The same way they can learn about the hazards of sharp things without playing on a table saw.


Just to point out (because hey, why not :P)

Table saws are a bad example in some cases.

My saw stop will stop the blade in <5 milliseconds of contact. It equates to basically scratching your finger or better (blades move at 3000-3600rpm, so it calculates out to about 1/4 revolution of the blade, max.)

As far as i'm aware, they've literally never had a brake activation failure.

It's pretty much the safest thing in my shop.

Of all the things i'd never let kids play with in the shop, it'd probably be chisels.

Which is ironic, because people think they are a good way to introduce kids to woodworking, when they are probably the sharpest and least safe thing due to how sharp and easy to cause severe injury.

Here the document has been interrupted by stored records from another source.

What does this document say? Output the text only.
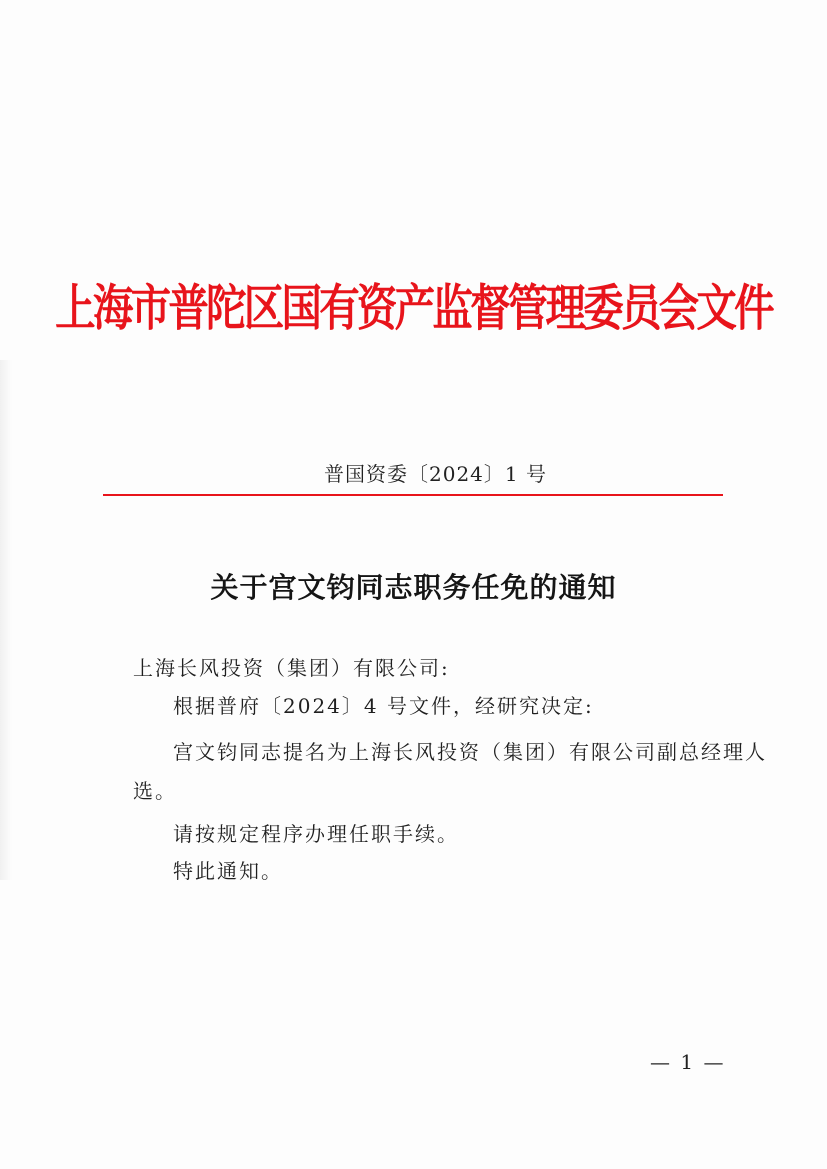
上海市普陀区国有资产监督管理委员会文件
普国资委〔2024〕1 号
关于宫文钧同志职务任免的通知
上海长风投资（集团）有限公司:
根据普府〔2024〕4 号文件，经研究决定:
宫文钧同志提名为上海长风投资（集团）有限公司副总经理人
选。
请按规定程序办理任职手续。
特此通知。
— 1 —
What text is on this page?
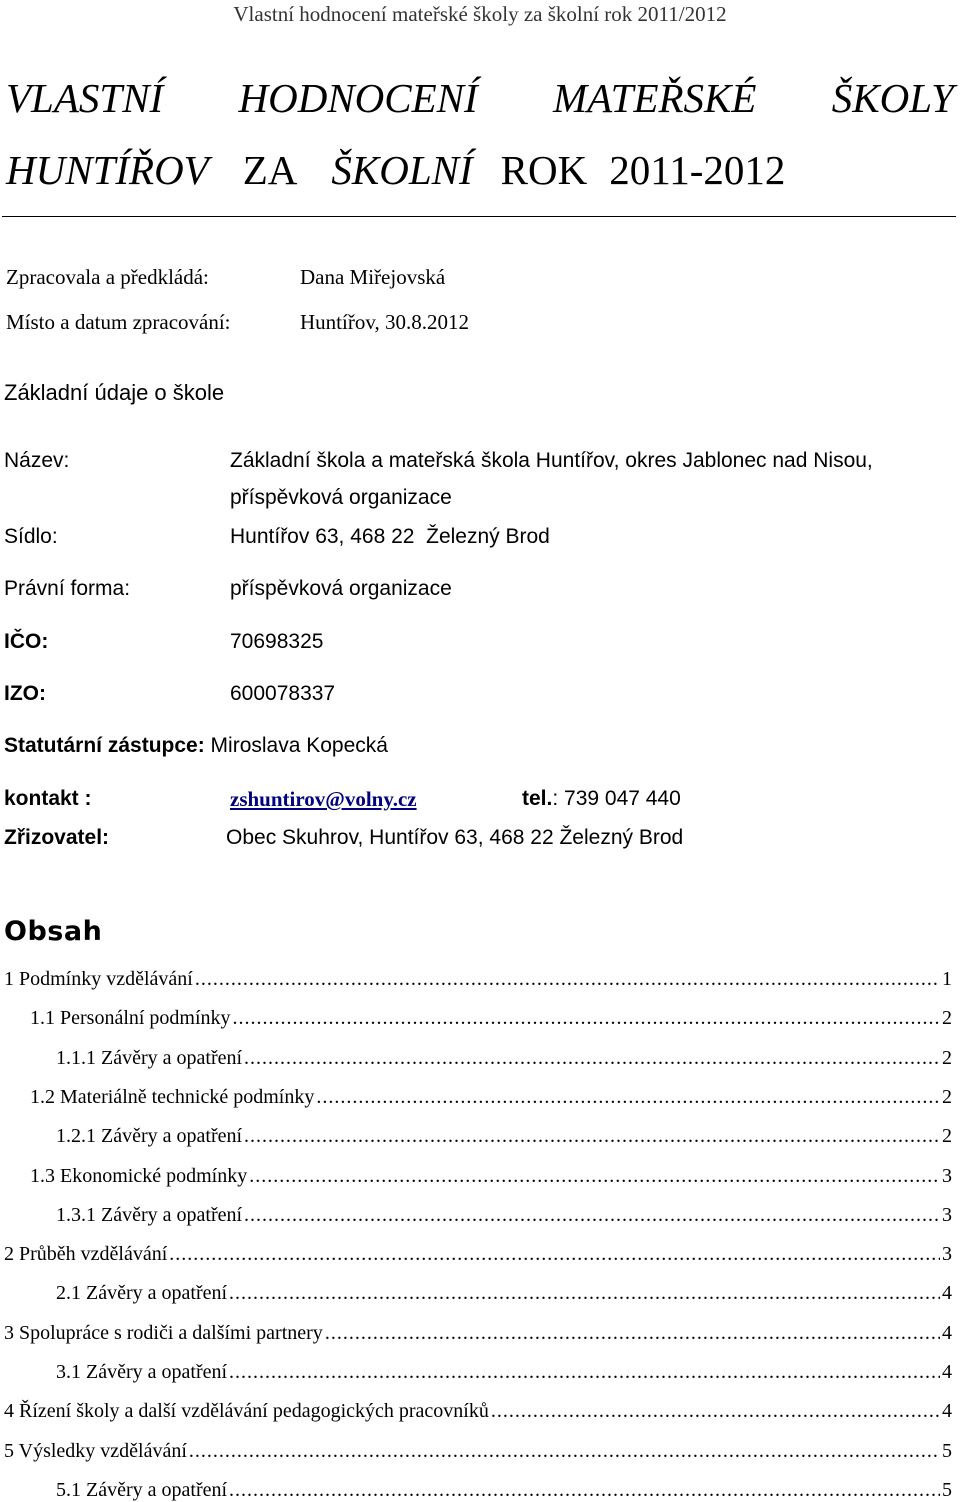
Vlastní hodnocení mateřské školy za školní rok 2011/2012
VLASTNÍ HODNOCENÍ MATEŘSKÉ ŠKOLY
HUNTÍŘOV ZA ŠKOLNÍ ROK 2011-2012
Zpracovala a předkládá:	Dana Miřejovská
Místo a datum zpracování:	Huntířov, 30.8.2012
Základní údaje o škole
Název:	Základní škola a mateřská škola Huntířov, okres Jablonec nad Nisou,
příspěvková organizace
Sídlo:	Huntířov 63, 468 22  Železný Brod
Právní forma:	příspěvková organizace
IČO:	70698325
IZO:	600078337
Statutární zástupce: Miroslava Kopecká
kontakt :	zshuntirov@volny.cz	tel.: 739 047 440
Zřizovatel:	Obec Skuhrov, Huntířov 63, 468 22 Železný Brod
Obsah
1 Podmínky vzdělávání .....	1
1.1 Personální podmínky .....	2
1.1.1 Závěry a opatření .....	2
1.2 Materiálně technické podmínky .....	2
1.2.1 Závěry a opatření .....	2
1.3 Ekonomické podmínky .....	3
1.3.1 Závěry a opatření .....	3
2 Průběh vzdělávání .....	3
2.1 Závěry a opatření .....	4
3 Spolupráce s rodiči a dalšími partnery .....	4
3.1 Závěry a opatření .....	4
4 Řízení školy a další vzdělávání pedagogických pracovníků .....	4
5 Výsledky vzdělávání .....	5
5.1 Závěry a opatření .....	5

I have only used old table saws. How does the saw stop tell a finger from a board?


Conductivity. You're not supposed to use them with damp boards or metals (I guess you can, but then you're replacing the saw after it brakes)


s/saw/saw blade/

;)

I actually miter cut aluminum the other day and it didn't trigger, it depends on how electrically isolated your metal is.


It's a corporate site, but should give you an idea: http://www.sawstop.com/why-sawstop/the-technology/

Summary: kind of like how your capacitive touchscreen can tell that a finger is touching it.